Въ глухомъ кварталѣ было мрачно и безлюдно, какъ всегда въ этотъ часъ. Въ узкомъ проулкѣ, который велъ въ глубину этого квартала, Бобъ встрѣтилъ двѣ таинственные личности, которыя поспѣшили стушеваться въ темнотѣ и, конечно, въ случаѣ чего, не стали бы помогать полицейскимъ ловить его, Боба. Внизу, подъ лѣстницей, Бобъ поскользнулся и упалъ съ громкимъ стономъ.
-- Блюди убо, да не преткнешься о камень ногою твоею!-- совсѣмъ близко провѣщалъ надъ нимъ чей-то высокій голосъ.
Бобъ зналъ, что это -- доморощенный пророкъ, котораго обитатели Шутерсъ-Гарденса прозвали "Шалый Джэкъ" за то, что онъ денно и нощно вѣщалъ евангельскія или вообще другія премудрыя истины.
-- Что есть главное потребное въ жизни?-- продолжалъ онъ я теперь, самъ себѣ отвѣчая:
-- Главное есть премудрость.
Бобъ шелъ себѣ дальше и, удаляясь, слышалъ, что ему во слѣдъ неслась горячая рѣчь проповѣдника на довольно приличномъ французскомъ языкѣ. "Шалый" особенно любилъ этотъ языкъ, хотя никому и никогда еще не случалось слышать отъ него, почему и какъ именно онъ ему обучился.
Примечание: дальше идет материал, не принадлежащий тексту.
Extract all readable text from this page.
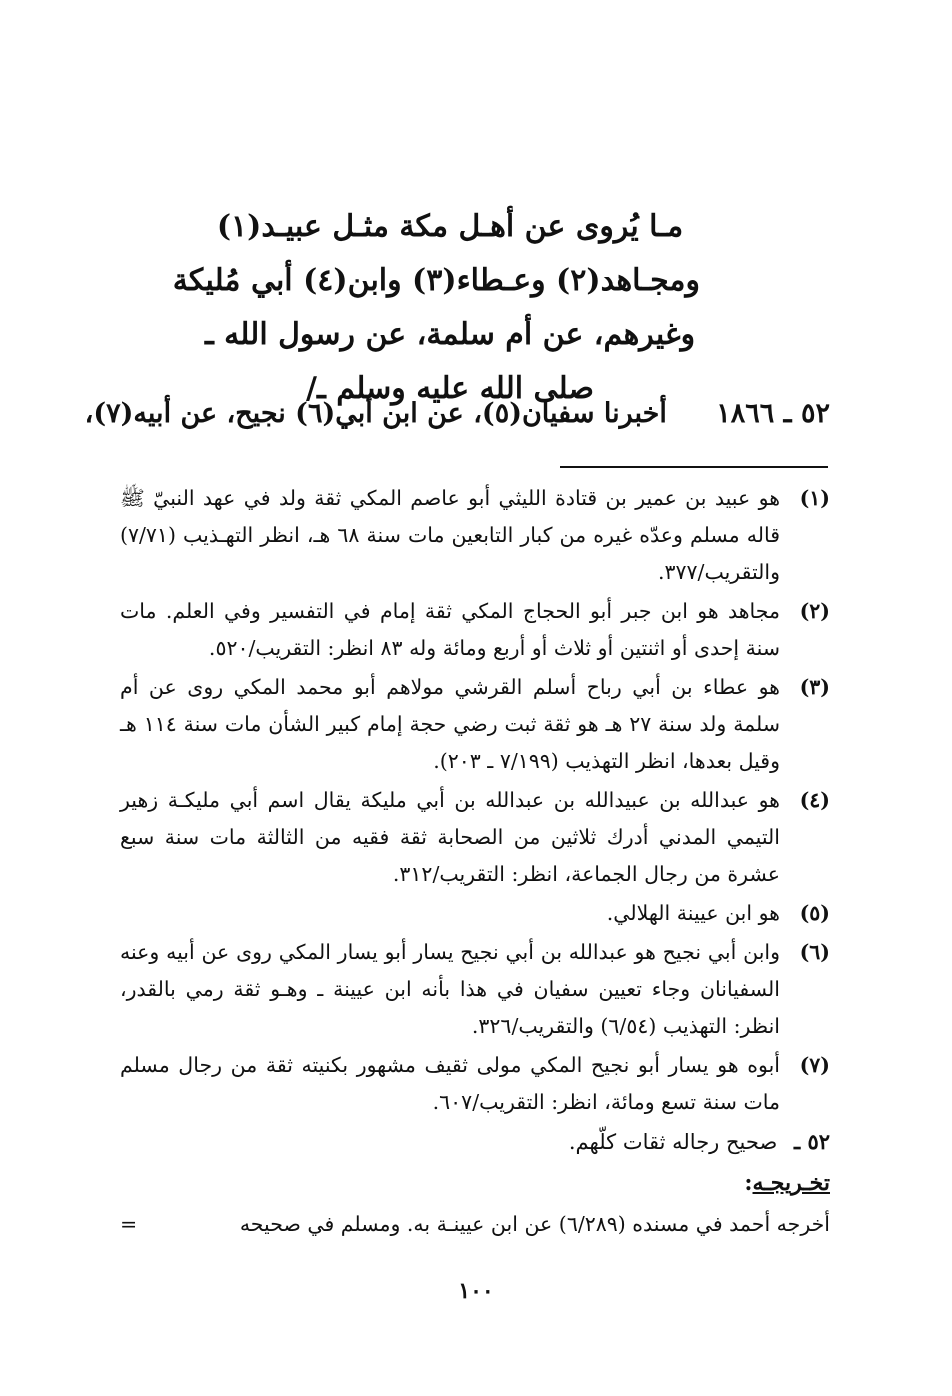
مـا يُروى عن أهـل مكة مثـل عبيـد(١)
ومجـاهد(٢) وعـطاء(٣) وابن(٤) أبي مُليكة
وغيرهم، عن أم سلمة، عن رسول الله ـ
صلى الله عليه وسلم ـ/
٥٢ ـ ١٨٦٦ أخبرنا سفيان(٥)، عن ابن أبي(٦) نجيح، عن أبيه(٧)،
(١)
هو عبيد بن عمير بن قتادة الليثي أبو عاصم المكي ثقة ولد في عهد النبيّ ﷺ قاله مسلم وعدّه غيره من كبار التابعين مات سنة ٦٨ هـ، انظر التهـذيب (٧/٧١) والتقريب/٣٧٧.
(٢)
مجاهد هو ابن جبر أبو الحجاج المكي ثقة إمام في التفسير وفي العلم. مات سنة إحدى أو اثنتين أو ثلاث أو أربع ومائة وله ٨٣ انظر: التقريب/٥٢٠.
(٣)
هو عطاء بن أبي رباح أسلم القرشي مولاهم أبو محمد المكي روى عن أم سلمة ولد سنة ٢٧ هـ هو ثقة ثبت رضي حجة إمام كبير الشأن مات سنة ١١٤ هـ وقيل بعدها، انظر التهذيب (٧/١٩٩ ـ ٢٠٣).
(٤)
هو عبدالله بن عبيدالله بن عبدالله بن أبي مليكة يقال اسم أبي مليكـة زهير التيمي المدني أدرك ثلاثين من الصحابة ثقة فقيه من الثالثة مات سنة سبع عشرة من رجال الجماعة، انظر: التقريب/٣١٢.
(٥)
هو ابن عيينة الهلالي.
(٦)
وابن أبي نجيح هو عبدالله بن أبي نجيح يسار أبو يسار المكي روى عن أبيه وعنه السفيانان وجاء تعيين سفيان في هذا بأنه ابن عيينة ـ وهـو ثقة رمي بالقدر، انظر: التهذيب (٦/٥٤) والتقريب/٣٢٦.
(٧)
أبوه هو يسار أبو نجيح المكي مولى ثقيف مشهور بكنيته ثقة من رجال مسلم مات سنة تسع ومائة، انظر: التقريب/٦٠٧.
٥٢ ـ صحيح رجاله ثقات كلّهم.
تخـريجـه:
أخرجه أحمد في مسنده (٦/٢٨٩) عن ابن عيينـة به. ومسلم في صحيحه
=
١٠٠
Добравшись до площадки, на которую выходила дверь м-съ Кэнди, Бобъ попробовалъ осторожно потянуть за ручку, но она не подавалась: очевидно, никого не было дома. Однако Стефенъ долженъ былъ скоро придти домой;-- лучше посидѣть немножко, подождать... Такъ рѣшилъ Бобъ и, спустившись во дворъ, присѣлъ на корточки у стѣны. Нужды нѣтъ, что камни мостовой пропитаны сыростью; нужды нѣтъ, что дождь мочитъ больную грудь и усталыя плечи! Здѣсь, по крайней мѣрѣ, онъ въ безопасности отъ погони.
Но вотъ въ потемкахъ раздались шаги и голоса, и цѣлая гурьба молодыхъ мужчинъ и подростковъ высыпала на крыльцо съ крикомъ и руганью. Бобъ прислушался -- и узналъ голосъ Нэда Гиггса, съ которымъ жила жена Джэка. На поимку виновнаго не было ни намека въ ихъ шумѣ и брани. Нѣсколько голосовъ за-разъ кричали, стараясь перекричать одинъ другого:
-- Окурокъ!.. Окурокъ!..
Бобъ зналъ, что это восклицаніе было рельефнымъ выразителемъ одного обычая въ средѣ "меньшой братьи",-- обычая забавнаго и весьма типичнаго.
Если кому изъ компаніи друзей и сосѣдей посчастливится найти гдѣ-нибудь окурокъ сигары, тотъ долженъ былъ уступить ее временно (такъ сказать, на подержаніе) тому изъ присутствующихъ, который первый крикнетъ:-- Окурокъ, окурокъ!-- и, такимъ образомъ, это чудное лакомство переходитъ изъ устъ въ уста, пока не выкурится до тла.
Нэдъ кричалъ громче всѣхъ:
-- Я первый! Я крикнулъ первый послѣ Билля!
-- Врешь! Я раньше подоспѣлъ!
-- Чортъ!.. Ты... мерзавецъ! Я тебѣ рожу раск...ррою! Берегись,-- я вѣдь живо! Нѣжничать не намѣренъ!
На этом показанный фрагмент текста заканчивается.